Weerstandsvermogen Het weerstandsvermogen geeft aan hoe robuust de begroting is, wat van belang is wanneer er zich een financiële tegenvaller voordoet. Door aandacht voor het weerstandsvermogen kan worden voorkomen dat elke financiële tegenvaller dwingt tot bezuinigingen. Het weerstandsvermogen is voldoende als financiële tegenvallers goed opgevangen kunnen worden en het saldo van de weerstandscapaciteit minus risico’s positief is. Voor het beoordelen van de robuustheid van de begroting is inzicht nodig in de omvang en in de achtergronden van de risico’s in relatie tot de aanwezige weerstandscapaciteit. Er wordt een onderscheid gemaakt tussen statisch en dynamisch weerstandsvermogen. Statisch weerstandsvermogen wordt berekend via de incidentele weerstandscapaciteit en dynamisch weerstandsvermogen via de structurele weerstandscapaciteit.
4.2.
Weerstandscapaciteit Onder de weerstandscapaciteit wordt verstaan de (potentieel) aanwezige capaciteit aan geldmiddelen om financiële risico’s, waarvoor geen voorzieningen zijn getroffen of verzekeringen zijn afgesloten, te kunnen opvangen, zonder dat dit ten koste gaat van de uitvoering van de bestaande taken. Zij geeft aan in hoeverre onverwachte, substantiële, niet begrote kosten gedekt kunnen worden.

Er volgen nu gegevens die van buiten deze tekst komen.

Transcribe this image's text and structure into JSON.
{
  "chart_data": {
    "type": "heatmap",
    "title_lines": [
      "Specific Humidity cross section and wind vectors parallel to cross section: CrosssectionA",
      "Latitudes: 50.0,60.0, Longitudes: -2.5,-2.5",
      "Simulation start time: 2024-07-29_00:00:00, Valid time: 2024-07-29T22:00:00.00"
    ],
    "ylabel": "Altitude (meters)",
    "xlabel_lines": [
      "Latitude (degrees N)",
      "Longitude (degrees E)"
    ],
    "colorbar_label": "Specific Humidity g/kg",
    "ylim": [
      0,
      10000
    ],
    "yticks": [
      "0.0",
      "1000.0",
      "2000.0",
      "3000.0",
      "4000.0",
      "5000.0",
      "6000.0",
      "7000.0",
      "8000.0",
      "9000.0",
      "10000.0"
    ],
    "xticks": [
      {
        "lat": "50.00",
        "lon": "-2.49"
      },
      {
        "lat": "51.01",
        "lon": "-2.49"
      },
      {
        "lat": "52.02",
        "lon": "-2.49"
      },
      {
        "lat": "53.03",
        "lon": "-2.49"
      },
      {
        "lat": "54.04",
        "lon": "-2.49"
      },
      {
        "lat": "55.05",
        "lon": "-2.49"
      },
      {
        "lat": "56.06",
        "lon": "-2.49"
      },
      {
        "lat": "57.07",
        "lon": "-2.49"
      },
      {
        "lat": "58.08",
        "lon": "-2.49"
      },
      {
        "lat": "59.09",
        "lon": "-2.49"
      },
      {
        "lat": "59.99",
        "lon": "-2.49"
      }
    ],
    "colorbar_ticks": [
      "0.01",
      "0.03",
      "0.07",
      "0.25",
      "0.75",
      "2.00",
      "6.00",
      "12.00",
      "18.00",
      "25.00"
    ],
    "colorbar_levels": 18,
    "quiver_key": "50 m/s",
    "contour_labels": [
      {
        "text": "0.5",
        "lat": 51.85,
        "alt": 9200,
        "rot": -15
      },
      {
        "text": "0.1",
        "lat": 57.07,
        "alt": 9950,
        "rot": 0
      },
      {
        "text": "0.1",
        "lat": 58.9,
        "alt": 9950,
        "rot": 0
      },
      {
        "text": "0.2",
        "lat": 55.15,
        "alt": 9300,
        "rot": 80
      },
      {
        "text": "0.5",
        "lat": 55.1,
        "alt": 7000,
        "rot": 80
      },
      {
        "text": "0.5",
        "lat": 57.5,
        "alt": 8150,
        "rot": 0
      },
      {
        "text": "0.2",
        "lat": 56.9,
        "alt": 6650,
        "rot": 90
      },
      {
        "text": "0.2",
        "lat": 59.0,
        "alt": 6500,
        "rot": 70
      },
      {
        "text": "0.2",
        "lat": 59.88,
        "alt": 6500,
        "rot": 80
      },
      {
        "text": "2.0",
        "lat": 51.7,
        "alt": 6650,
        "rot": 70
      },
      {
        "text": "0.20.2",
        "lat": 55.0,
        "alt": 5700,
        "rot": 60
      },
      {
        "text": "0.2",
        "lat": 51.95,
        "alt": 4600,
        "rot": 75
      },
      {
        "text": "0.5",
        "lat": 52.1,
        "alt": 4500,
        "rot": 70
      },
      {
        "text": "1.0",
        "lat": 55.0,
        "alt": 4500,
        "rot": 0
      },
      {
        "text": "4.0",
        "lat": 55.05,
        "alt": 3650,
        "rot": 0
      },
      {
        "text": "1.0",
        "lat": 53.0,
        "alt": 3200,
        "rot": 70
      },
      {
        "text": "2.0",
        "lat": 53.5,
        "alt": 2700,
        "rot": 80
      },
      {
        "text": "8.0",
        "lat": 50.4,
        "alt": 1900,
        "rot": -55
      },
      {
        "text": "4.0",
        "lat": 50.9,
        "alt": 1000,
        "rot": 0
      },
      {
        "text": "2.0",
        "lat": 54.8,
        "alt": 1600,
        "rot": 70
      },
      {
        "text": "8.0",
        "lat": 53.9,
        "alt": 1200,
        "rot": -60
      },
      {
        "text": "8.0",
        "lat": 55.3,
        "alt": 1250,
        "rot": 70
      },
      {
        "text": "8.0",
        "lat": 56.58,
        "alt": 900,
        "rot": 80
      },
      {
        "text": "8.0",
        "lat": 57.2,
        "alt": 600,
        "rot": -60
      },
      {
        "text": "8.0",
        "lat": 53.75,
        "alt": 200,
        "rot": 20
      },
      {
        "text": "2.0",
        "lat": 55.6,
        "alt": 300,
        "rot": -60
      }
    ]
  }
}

Onderscheid kan worden gemaakt tussen incidentele en structurele weerstandscapaciteit. Met het eerste wordt bedoeld het vermogen om calamiteiten en andere eenmalige tegenvallers op te kunnen vangen zonder dat deze invloed hebben op de voortzetting van taken op het bestaande niveau. Met de structurele weerstandscapaciteit worden de middelen bedoeld die permanent ingezet kunnen worden om tegenvallers in de lopende exploitatie op te vangen, zonder dat dit ten koste gaat van de uitvoering van de bestaande taken.
Mogelijke onderdelen van de weerstandscapaciteit zijn: /
De post onvoorziene uitgaven.
/
Het vrij aanwendbare deel van de algemene reserve.
/
Het overige deel van de algemene reserve, mits bij onttrekking aan de reserve tegelijkertijd middelen worden vrijgemaakt om het gemis aan bespaarde rente in de exploitatie structureel op te kunnen vangen.
/
De onbenutte belastingcapaciteit: de beschikbare ruimte in de tarieven van de belastingen en heffingen oftewel de mogelijkheden om de belastingtarieven te verhogen; Dit betreft de mogelijkheid om de OZB te verhogen en de mogelijke ruimte die ontstaat door kostendekkendheid van de overige heffingen optimaal door te voeren.
/
De stille reserves: dit is het verschil tussen de boekwaarde en de feitelijke waarde van activa die te gelde gemaakt kunnen worden.
4.3.
Risico’s Onder risico wordt in deze nota verstaan het gevaar voor schade of verlies als gevolg van interne of externe omstandigheden. De risico’s relevant voor het weerstandsvermogen zijn die risico’s die niet op een andere manier zijn ondervangen en die een financieel gevolg kunnen hebben. Doen deze risico’s zich voor dan worden ze dus gedekt via het weerstandsvermogen. Reguliere risico’s – risico’s die zich regelmatig voordoen en die veelal vrij goed meetbaar zijn – en risico’s zonder financiële gevolgen maken geen deel uit van de risico’s die onder het weerstandsvermogen vallen. Hiervoor kunnen immers verzekeringen worden afgesloten of voorzieningen worden getroffen.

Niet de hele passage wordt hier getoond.